Downtown Houston is like that. Every time I go to downtown Houston I have to remember to watch for lights on the side. I've almost ran lights because I didnt notice them as I am used to my home town, 6 intersections 2 way stop signs... 1 intersection 4 way stop sign. 6 2 way... then a t-bone 1 stop sign. (small town)

Comment Re:Put the damn thing in neutral! (Score 1) 1146

This all reminds me of the day I borrowed my brother's ford ranger (automatic) and he forgot to tell me not to floor it, the cable had a spot where it was unbraided slightly and would get stuck in the ferrel before the cable jacket. I found this out the moment after I raced ahead of some vehicles after coming off the red light and got in the left hand lane to make a u-turn... I suddenly discovered the stuck throttle and shifted into neutral. The engine blared and the computer knocked the rpm's down to 3k after running at 6k for a few seconds unloaded. Good on ford for that programming.

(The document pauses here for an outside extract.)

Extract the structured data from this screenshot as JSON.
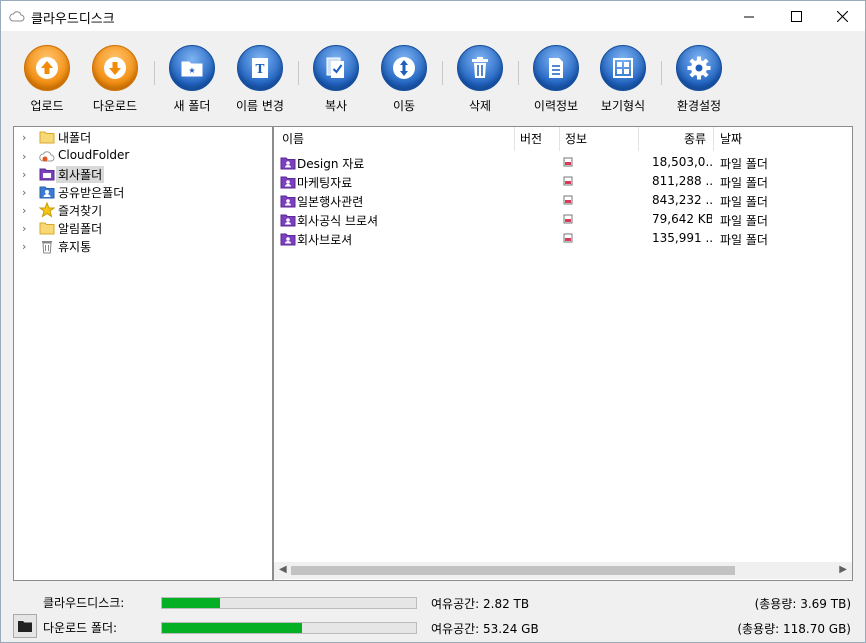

I typically drive manual transmission and it was of course my first thought was throw into neutral. Once I stopped, all I had to do was shut off the engine, pop the hood, tap the throttle cable and all was good. All I had to contend with is complaining to my brother his ford is crap again. Funny thing is now, he gave up the truck a few months later and had me take over the payments/owership of it. He got pissed off at ford when working at an automotive shop and decided he will never own a ford again.